We hope you are standing up while you read this….

A newborn’s brain is only about one-quarter the size of an adult’s. It grows to about 80 percent of adult size by three years of age and 90 percent by age five (see above). This growth is largely due to changes in individual neurons and their connections, or synapses.

The truth is, most of our brain cells are formed at birth, In fact, we actually have MORE neurons BEFORE we are born. It is the formation of synapses, or connections between neurons, that actually accounts for the size change (see 1st picture above). This is largely shaped by experience and interaction with the environment.
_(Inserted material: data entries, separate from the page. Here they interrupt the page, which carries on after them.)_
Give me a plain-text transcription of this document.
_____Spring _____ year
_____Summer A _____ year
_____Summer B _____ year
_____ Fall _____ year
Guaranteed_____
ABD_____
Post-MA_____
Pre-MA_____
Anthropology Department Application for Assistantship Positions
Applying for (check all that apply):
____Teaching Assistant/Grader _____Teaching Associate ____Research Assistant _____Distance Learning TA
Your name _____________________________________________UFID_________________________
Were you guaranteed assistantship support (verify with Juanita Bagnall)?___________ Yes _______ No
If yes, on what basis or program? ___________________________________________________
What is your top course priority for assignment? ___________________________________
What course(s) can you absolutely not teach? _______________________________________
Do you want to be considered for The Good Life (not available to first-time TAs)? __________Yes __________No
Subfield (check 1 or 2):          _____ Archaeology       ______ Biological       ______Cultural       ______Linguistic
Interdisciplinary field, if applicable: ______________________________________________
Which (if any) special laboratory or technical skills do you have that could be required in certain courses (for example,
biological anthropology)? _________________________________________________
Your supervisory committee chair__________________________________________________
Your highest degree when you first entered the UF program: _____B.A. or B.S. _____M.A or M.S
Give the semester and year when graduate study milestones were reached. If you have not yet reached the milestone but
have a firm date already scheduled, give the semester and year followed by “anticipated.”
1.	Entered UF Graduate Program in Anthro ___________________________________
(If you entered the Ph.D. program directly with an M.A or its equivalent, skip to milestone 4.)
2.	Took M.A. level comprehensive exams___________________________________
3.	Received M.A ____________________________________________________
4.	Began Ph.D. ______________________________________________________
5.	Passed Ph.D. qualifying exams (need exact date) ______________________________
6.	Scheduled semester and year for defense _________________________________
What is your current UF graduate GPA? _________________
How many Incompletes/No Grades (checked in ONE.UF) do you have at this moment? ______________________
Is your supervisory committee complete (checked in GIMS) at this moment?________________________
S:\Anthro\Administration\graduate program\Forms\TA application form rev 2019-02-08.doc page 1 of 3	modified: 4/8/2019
Do you think children’s brains are less active than adults? Think again, your 3 year old’s brain is twice as active as yours! It isn’t until later in life that you actually start dialing back on some of those connections and those pathways degenerate or fade away…a process scientists call “pruning”.

How does this apply to gait? Gait depends on proprioception, or body position awareness. Your brain needs to know where your foot is, what it is standing on and so on. Proprioception, as we have discussed in other posts, is subserved by muscle and joint receptors called mechanoreceptors (muscle spindles, golgi tendon organs and type 1-4 joint mechanoreceptors to be exact). This information is fed to 2 main areas of the brain: the cerebral cortex and the cerebellum. These 2 parts of the central nervous system are interconnected on many levels.
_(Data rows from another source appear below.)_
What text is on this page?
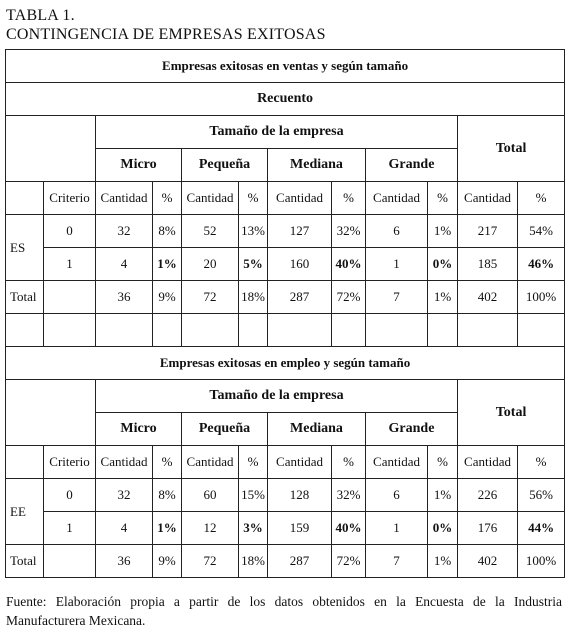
TABLA 1.
CONTINGENCIA DE EMPRESAS EXITOSAS
Empresas exitosas en ventas y según tamaño											
Recuento											
		Tamaño de la empresa								Total	
		Micro		Pequeña		Mediana		Grande			
	Criterio	Cantidad	%	Cantidad	%	Cantidad	%	Cantidad	%	Cantidad	%
ES	0	32	8%	52	13%	127	32%	6	1%	217	54%
	1	4	1%	20	5%	160	40%	1	0%	185	46%
Total		36	9%	72	18%	287	72%	7	1%	402	100%

Empresas exitosas en empleo y según tamaño											
		Tamaño de la empresa								Total	
		Micro		Pequeña		Mediana		Grande			
	Criterio	Cantidad	%	Cantidad	%	Cantidad	%	Cantidad	%	Cantidad	%
EE	0	32	8%	60	15%	128	32%	6	1%	226	56%
	1	4	1%	12	3%	159	40%	1	0%	176	44%
Total		36	9%	72	18%	287	72%	7	1%	402	100%
Fuente: Elaboración propia a partir de los datos obtenidos en la Encuesta de la Industria Manufacturera Mexicana.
The cerebellum is intimately associated with learning. Try this experiment. you will need a tape recorder (guess we are showing our ages, digital recorder), a timer and a moderately difficult book.

Sit down and pick a section of the book to read. start the recorder and timer and read aloud for 2 minutes. Stop reading, stop the recorder and stop the timer.
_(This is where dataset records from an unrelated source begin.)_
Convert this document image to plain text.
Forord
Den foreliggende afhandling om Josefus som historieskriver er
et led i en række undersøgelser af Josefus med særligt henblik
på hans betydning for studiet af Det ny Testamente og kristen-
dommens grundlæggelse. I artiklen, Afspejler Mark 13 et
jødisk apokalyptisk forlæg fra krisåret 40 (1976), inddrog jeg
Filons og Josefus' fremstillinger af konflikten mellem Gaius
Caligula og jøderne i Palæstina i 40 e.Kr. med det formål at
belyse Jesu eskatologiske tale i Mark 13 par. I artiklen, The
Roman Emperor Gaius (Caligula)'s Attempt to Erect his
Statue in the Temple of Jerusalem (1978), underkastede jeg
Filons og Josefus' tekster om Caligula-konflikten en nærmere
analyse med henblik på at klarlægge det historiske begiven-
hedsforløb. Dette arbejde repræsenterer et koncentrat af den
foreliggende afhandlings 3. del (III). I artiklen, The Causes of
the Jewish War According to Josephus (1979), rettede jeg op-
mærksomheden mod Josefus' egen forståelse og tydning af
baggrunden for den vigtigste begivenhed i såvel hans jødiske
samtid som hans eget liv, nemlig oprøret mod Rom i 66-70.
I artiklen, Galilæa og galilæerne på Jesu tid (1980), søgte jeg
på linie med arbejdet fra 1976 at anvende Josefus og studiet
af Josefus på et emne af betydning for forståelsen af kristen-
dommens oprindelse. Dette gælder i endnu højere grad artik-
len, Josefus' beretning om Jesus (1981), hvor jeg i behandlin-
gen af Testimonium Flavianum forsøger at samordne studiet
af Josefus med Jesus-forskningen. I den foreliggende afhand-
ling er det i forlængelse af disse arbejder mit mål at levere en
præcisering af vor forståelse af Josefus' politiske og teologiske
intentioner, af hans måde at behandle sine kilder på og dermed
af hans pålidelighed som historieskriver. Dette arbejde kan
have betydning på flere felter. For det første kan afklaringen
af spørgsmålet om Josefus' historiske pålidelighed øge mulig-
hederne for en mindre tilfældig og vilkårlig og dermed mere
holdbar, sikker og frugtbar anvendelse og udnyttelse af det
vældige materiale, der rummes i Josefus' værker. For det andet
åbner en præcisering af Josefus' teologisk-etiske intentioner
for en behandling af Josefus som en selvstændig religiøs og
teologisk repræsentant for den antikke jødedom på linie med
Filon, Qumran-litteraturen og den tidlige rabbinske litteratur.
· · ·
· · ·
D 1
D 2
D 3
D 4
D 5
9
Stand up, somewhere you won’t get hurt if you fall. Stand on 1 leg (or if available, stand on a BOSU or rocker board). Open the book to a different spot. Start the timer, the recorder and start reading again for 2 minutes.

Sit back down and grab a snack. Listen to the 2 recordings and pay attention to the way you sound when you were reading, the speed, fluency and flow of words. Now think about recall. Which passage do you remember better?

The brain works best at multitasking and balance and coordination activities intimately affect learning. Having children sit in a class room and remain stationary and listen to a lecture is not the best way to learn. We always tel our students to get up and move around…

This article looks at this relationship in a slightly different way.

We hope you are still standing : )


 Lopes VP, Rodrigues LP, Maia JA, Malina RM.Motor coordination as predictor of physical activity in childhood. Scand J Med Sci Sports. 2011 Oct;21(5):663-9. doi: 10.1111/j.1600-0838.2009.01027.x. Epub 2010 Mar 11


This study considers relationships among motor coordination (MC), physical fitness (PF) and physical activity (PA) in children followed longitudinally from 6 to 10 years. It is hypothesized that MC is a significant and primary predictor of PA in children. Subjects were 142 girls and 143 boys. Height, weight and skinfolds; PA (Godin-Shephard questionnaire); MC (Körperkoordination Test für Kinder); and PF (five fitness items) were measured. Hierarchical linear modeling with MC and PF as predictors of PA was used. The retained model indicated that PA at baseline differed significantly between boys (48.3 MET/week) and girls (40.0 MET/week). The interaction of MC and 1 mile run/walk had a positive influence on level of PA. The general trend for a decrease in PA level across years was attenuated or amplified depending on initial level of MC. The estimated rate of decline in PA was negligible for children with higher levels of MC at 6 years, but was augmented by 2.58 and 2.47 units each year, respectively, for children with low and average levels of initial MC. In conclusion MC is an important predictor of PA in children 6-10 years of age.